Surprise! The locks had been changed & we were locked out when I arrived to set up for our monthly open mic. The sad part was that the locks at the Social Justice Center had been vandalized at the beginning of the month just prior to a gathering to discuss the history of the Stonewall Riots as part of Pride Month events. I had not heard about it but found it out about it later this night from the SJC’s Facebook page. Now, as I waited for folks to arrive so I could explain that we were locked out, the owner of the restaurant next door, Lazeez, came out & we talked of the weather & of locks. When there were about 5 or 6 of us gathered he offered to let us have our reading in his downstairs banquet room. Bad things, like the vandalizing of the locks, happen often & are frequently on the 6 o’clock news or in the newspapers, but it has been my experience that good things are happening all the time, usually unnoticed, such as this spontaneous offer to use this space next door. I like to say this is what makes America great!

Once gathered I invoked the Muse, finally not a local gone poet, but one who had left us back in 2017, the Russian poet & activist Irina Ratushinskaya (1954 - 2017), reading section #14 from Beyond the Limit, written in 1983 - 1984 while she was in a labor camp in Russia due to the offense, among many things, of “authorship of poetry, documents in defense of human rights…”

The first open mic poet up (I hadn’t bothered to set up the amp & mic) was Tom Bonville who read “The Trouble with Sleeping the Night” pondering what his neighbors are doing in the middle of the night (while he is up). Joe Krausman read “Limits” about the paradox of having one thing & therefore not another. Doug Holiday read a poem by the new Poet Laureate Joy Harjo, a piece for Audre Lord, “Anchorage.”

John Allen described what he was going to read as “I have no idea where it came from,” a piece titled “For When She Owns the Place,” sounding like a dream love poem. Jessica Rae was on a visit back in Albany, read a political poem based on Gwendolyn Brooks’ “We Real Cool,” titled “Real Free, Happy Hour, the Boys at North Woods Lodge” playing on “democracy.” I read my reaction to one of the Albany Symphony Orchestra’s concerts during their recent American Music Festival series “Argus String Quartet.”

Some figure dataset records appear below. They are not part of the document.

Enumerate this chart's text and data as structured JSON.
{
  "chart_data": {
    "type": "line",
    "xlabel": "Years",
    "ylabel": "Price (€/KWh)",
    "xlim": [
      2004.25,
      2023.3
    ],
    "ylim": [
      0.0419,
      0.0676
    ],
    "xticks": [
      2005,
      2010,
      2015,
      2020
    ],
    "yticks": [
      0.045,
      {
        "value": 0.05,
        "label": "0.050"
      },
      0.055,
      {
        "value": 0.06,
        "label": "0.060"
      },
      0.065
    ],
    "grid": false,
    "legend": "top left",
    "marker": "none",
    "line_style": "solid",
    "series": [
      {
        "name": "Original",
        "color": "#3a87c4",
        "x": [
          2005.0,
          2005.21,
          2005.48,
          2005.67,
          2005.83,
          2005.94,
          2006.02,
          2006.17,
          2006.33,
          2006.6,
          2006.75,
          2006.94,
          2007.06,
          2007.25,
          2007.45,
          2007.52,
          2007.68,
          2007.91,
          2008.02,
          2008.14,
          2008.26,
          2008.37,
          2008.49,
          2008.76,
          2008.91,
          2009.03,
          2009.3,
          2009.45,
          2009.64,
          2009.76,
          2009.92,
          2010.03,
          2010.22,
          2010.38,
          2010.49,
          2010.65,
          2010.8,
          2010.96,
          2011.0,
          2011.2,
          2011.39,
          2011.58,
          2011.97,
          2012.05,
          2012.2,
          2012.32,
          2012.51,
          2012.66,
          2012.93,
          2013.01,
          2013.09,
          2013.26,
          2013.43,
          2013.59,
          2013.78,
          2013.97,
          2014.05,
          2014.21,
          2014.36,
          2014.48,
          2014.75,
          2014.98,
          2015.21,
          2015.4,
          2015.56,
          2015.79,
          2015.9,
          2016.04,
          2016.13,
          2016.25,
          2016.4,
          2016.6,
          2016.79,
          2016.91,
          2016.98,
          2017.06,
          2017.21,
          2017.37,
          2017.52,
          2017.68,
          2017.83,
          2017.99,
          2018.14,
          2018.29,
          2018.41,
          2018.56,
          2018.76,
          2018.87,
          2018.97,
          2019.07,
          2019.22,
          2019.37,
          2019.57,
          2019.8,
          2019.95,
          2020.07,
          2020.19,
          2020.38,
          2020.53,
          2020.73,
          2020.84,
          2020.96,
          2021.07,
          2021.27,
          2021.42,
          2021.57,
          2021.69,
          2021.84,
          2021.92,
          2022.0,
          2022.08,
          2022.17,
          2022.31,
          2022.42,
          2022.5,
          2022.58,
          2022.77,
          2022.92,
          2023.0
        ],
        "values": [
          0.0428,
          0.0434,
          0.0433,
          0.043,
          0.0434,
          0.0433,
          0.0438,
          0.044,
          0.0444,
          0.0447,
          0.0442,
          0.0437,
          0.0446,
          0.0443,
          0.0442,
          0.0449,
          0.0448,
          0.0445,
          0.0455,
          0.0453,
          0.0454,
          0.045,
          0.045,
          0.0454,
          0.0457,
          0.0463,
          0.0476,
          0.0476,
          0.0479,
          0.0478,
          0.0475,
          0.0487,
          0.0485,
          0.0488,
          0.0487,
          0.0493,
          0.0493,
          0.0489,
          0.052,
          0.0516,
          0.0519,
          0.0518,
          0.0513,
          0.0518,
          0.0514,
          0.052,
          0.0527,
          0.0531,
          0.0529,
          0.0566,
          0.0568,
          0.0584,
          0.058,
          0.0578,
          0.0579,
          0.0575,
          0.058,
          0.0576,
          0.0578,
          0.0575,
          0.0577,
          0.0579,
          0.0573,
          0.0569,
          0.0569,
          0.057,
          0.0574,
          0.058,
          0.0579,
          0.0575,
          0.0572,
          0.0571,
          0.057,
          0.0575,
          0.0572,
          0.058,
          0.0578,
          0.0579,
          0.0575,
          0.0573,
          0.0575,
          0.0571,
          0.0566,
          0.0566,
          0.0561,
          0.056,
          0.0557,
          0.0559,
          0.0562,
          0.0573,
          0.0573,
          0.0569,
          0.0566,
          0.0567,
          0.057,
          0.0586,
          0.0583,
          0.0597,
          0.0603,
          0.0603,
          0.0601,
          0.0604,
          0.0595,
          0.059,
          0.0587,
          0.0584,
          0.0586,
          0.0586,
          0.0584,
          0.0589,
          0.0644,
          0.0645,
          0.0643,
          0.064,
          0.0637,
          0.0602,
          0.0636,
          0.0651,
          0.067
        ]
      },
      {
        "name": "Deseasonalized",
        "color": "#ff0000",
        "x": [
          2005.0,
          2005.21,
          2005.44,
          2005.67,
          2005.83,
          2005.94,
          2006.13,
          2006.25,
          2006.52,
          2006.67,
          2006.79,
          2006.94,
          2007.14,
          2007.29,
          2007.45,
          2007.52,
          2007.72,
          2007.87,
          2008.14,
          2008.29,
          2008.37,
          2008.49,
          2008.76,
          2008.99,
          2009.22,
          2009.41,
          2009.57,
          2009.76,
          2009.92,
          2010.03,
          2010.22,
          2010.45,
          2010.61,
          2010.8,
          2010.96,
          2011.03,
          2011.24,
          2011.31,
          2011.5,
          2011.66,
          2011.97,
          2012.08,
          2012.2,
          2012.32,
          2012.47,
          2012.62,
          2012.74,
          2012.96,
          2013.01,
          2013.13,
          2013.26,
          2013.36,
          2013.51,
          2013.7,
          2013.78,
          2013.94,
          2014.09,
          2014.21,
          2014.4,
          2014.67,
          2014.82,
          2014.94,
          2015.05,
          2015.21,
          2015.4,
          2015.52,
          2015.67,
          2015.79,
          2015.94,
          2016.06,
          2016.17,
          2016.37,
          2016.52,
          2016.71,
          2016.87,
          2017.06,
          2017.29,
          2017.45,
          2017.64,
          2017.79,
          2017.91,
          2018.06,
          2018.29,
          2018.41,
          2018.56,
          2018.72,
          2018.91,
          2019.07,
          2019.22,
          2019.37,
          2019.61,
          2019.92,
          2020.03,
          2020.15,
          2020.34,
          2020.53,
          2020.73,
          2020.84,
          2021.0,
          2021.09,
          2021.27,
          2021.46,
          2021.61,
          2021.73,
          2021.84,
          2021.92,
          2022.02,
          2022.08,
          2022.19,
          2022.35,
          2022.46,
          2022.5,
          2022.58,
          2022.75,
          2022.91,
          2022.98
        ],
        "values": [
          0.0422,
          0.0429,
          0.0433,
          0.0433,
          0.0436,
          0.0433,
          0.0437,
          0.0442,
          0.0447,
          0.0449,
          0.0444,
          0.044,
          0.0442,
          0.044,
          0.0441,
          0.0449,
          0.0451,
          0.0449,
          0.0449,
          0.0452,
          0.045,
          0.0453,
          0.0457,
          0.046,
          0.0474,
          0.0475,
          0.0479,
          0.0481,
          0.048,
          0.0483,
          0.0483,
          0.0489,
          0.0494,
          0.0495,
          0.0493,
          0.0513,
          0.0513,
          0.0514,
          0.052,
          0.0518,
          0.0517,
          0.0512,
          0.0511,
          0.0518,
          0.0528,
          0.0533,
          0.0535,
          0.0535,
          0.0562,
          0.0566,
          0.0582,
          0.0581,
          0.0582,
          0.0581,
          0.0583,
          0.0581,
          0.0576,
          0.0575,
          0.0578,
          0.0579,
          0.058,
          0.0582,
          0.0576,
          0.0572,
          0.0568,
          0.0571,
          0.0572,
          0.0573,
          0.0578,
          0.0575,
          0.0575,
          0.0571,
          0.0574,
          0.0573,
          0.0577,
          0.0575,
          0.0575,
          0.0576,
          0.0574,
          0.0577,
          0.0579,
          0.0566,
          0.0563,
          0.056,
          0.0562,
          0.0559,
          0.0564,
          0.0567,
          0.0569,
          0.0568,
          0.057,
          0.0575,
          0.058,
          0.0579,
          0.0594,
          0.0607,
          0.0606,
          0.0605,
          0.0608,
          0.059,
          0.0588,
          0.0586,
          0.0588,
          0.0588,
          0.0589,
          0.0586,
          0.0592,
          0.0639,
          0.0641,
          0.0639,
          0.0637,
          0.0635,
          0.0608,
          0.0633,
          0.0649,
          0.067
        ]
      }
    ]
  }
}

Tonight’s featured poet, Richard Levine, was non-plussed by the odd turn of events here, but did modify his planned reading as the moment moved him, or so he said. He began with a poem about weeding in his garden “Believe This” hearing the birds say that. “Field Bandage” was a grim poem from his service in Viet Nam, as was “Yankee Street” about returning home from service, both from his early book A Language Full of Wars and Songs; another such poem, one of my favorites that he read, was “Graceland,” from Contiguous States (Finishing Line Press, 2018) about seeing a buddy from Viet Nam, he thinks, at Elvis’ house. “At our Door” is an eco-poem pondering what lies before us, while “Epiphany” celebrates the ordinariness in our lives. A poem for a fellow teacher, “Picket Fences,” explores the racism we still find around us; “Late Hour” is from a father’s perspective, waiting for a teenager to come home. He ended with a mix of nostalgia & thoughts on aging (aren’t they the same thing?) “Girls Dream of Toads, Too.” Richard Levine’s most recent book is his Selected Poems (FurtureCycle Press, 2019) which brings together poems from 5 poetry books, a good way to get a sense of the range of his poetic work.

We hope to return to the Social Justice Center, 33 Central Ave., Albany, NY next third Thursday, but are ever so grateful for our friends at Lazeez, 35 Central Ave. for giving us a place for our reading tonight. Please support the people who support us.